Artistas das gerações de 1970 e 1980 revelaram aspectos das subculturas então insurgentes e anteciparam discussões prementes nos EUA

TEXTO Mariana Camaroti

01 de Agosto de 2012

Ensaio fotográfico 'Tulsa', de Larry Clark, revela lado sombrio da vida no campo

Ensaio fotográfico 'Tulsa', de Larry Clark, revela lado sombrio da vida no campo

Foto Divulgação

A arte norte-americana surgida a partir do pós-guerra, marcada pelo contexto político e econômico favorável, celebrou o apogeu do último império mundial.

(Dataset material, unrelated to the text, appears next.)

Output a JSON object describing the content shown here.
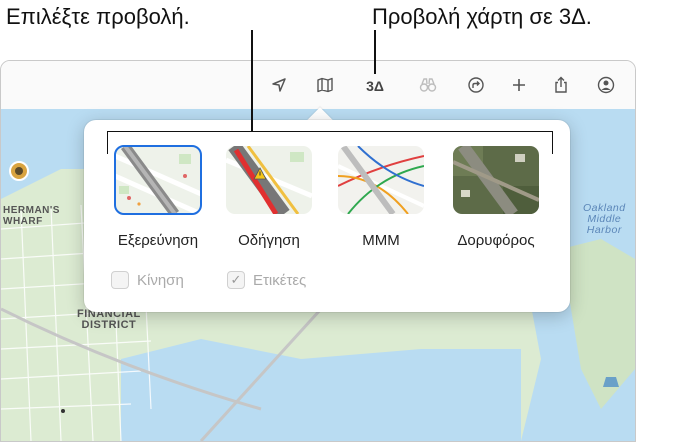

A televisão e o cinema de Hollywood, a propaganda pró-consumismo e a difusão do sonho americano permitiram que um ideal de cultura se alastrasse pelo planeta e o influenciasse. O leilão de obras emblemáticas daquelas décadas, como Double Elvis (1963), de Andy Warhol, e Sleeping girl (1964), de Roy Lichtenstein, ocorrido em maio deste ano em Nova York, e que arrecadou 37 e 44,8 milhões de dólares para cada obra, respectivamente, indica que a arte norte-americana das décadas de 1950 e 1960 continua em alta no mercado.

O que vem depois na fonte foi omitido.